Le document de RFF est beaucoup trop modeste dans ses prévisions de clientèle supplémentaire tant vers Paris que vers Lyon. Dans le cas de LYON, ce serait se contenter, pour le ferroviaire de 30% du trafic global voyageur à l’horizon 2030 ! Veut-on un véritable transfert modal de la route vers le rail ? Alors, il faut être à la hauteur du défi de l’A 89 et être en deçà de 1h15. « Ouest-Sud » répond à cette exigence.

Quant à la question financière, permettez-moi de faire remarquer que la construction du barreau de Balbigny aura coûté, au bas mot, 30 millions d’euros du kilomètre ! Personne ne proteste quand il s’agit de la route ; pourquoi réserver ses critiques au rai qui est cependant 30% moins cher ?

Par ailleurs, le document RFF majore les effets induits au profit des tracés « Est » et « Médian » parce qu’il y aura, en 2025, un réseau ferroviaire LGV étoffé en bordure Nord-Est du grand fuseau du POCL et minore ces effets induits pour le tracé « Ouest-Sud » en se basant sur la non proximité d’équipements ferroviaires importants, à cette date, sur la frange ouest-sud du fuseau.

C’est faire fi du Barreau Est-Ouest, Lyon façade atlantique c’est-à-dire Lyon Nantes et Lyon Bordeaux-Espagne inscrit dans la loi Grenelle parmi les projets post 2020. C’est ignorer ce qui peut donner sa dimension européenne au projet. Ouest-Sud ouvre cette voie-là, essentielle pour l’éligibilité aux Fonds Européens.

Serait-ce à dire que le POCL doit être figé sur les seules données de 2025 et que son existence en serait ainsi bridée à tout jamais ? Le Barreau « Est-Ouest » est ignoré  alors que, page 55, RFF écrit qu’il faut avoir une vue large et de « réseau ». Nous y sommes précisément avec Ouest-Sud.

Je pense que les ratios qui ont été présentés ne conviennent pas. Nous nous sommes adressés par écrit à RFF qui m’a demandé par conséquent de le présenter ici, au débat public. »

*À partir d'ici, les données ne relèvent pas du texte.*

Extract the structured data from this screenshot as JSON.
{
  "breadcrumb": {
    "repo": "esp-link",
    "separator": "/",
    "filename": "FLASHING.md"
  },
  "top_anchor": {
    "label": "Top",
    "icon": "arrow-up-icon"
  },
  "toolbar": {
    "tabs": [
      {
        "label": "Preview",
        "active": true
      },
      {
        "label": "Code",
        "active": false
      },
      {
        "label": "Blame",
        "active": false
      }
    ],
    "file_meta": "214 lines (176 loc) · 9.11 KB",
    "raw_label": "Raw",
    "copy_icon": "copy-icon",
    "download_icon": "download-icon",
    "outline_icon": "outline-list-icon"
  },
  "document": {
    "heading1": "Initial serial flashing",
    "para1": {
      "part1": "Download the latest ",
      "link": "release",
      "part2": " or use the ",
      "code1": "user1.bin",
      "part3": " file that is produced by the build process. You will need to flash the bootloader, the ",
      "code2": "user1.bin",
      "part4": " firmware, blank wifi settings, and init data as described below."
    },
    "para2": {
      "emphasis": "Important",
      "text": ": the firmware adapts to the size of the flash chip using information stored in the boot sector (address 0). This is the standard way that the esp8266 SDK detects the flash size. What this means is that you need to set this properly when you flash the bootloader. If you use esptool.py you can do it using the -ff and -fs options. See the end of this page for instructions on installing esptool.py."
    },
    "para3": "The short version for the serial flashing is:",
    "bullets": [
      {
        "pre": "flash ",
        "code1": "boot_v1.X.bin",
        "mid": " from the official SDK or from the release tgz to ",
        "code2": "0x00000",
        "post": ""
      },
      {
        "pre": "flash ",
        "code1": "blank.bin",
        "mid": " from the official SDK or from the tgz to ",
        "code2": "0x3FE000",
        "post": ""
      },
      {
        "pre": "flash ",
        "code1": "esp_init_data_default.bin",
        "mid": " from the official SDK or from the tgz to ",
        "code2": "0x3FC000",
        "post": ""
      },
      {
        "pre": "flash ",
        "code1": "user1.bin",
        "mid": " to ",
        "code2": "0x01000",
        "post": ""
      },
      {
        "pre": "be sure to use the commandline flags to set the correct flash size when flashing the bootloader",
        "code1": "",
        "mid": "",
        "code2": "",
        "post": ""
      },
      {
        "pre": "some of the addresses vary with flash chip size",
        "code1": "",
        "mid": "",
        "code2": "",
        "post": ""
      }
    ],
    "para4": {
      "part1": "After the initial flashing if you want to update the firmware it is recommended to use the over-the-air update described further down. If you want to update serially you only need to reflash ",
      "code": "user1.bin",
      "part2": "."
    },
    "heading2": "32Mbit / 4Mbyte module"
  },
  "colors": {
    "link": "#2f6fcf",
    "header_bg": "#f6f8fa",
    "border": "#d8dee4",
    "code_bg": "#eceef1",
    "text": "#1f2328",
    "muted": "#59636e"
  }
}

(Clermont Ferrand 4/10/2011)

« Nous avons bien compris, ce dont souffre la région Île-de-France, c’est la saturation. L’histoire a fait que c’est un point de passage obligé, même pour aller par exemple de Bordeaux à Lyon (...) il faut passer par Paris. Justement, le projet POCL peut être une chance de desserrer un peu cette étreinte qui vous étouffe. S’il est bien pensé, c’est la manière d’amorcer cette transversalité et de faire en sorte que des trafics qui aujourd’hui vous polluent, vous assiègent, puissent passer ailleurs.

Chacun a ses tracés, vous avez vos tracés de départ de cette ligne. Ils sont importants, car si l’on veut venir arriver à Paris, il faut bien pouvoir pénétrer dans cette grande région.

Nous avons aussi nos tracés, en l’occurrence quatre. Un a déjà été plus ou moins été éliminé, le tracé Est ; il en reste trois et nous militons pour celui qui est le plus à l’Ouest et le plus au Sud possible. Du reste, l’intervenant natif d’Auvergne l’a dit, le tracé Ouest-Sud est celui qui, en partant de Lyon, va le plus à l’ouest et est susceptible d’amorcer cette transversalité à la fois vers Bordeaux, vers Nantes, et la façade Atlantique dans son ensemble. »

(Mennecy 19/10/2011)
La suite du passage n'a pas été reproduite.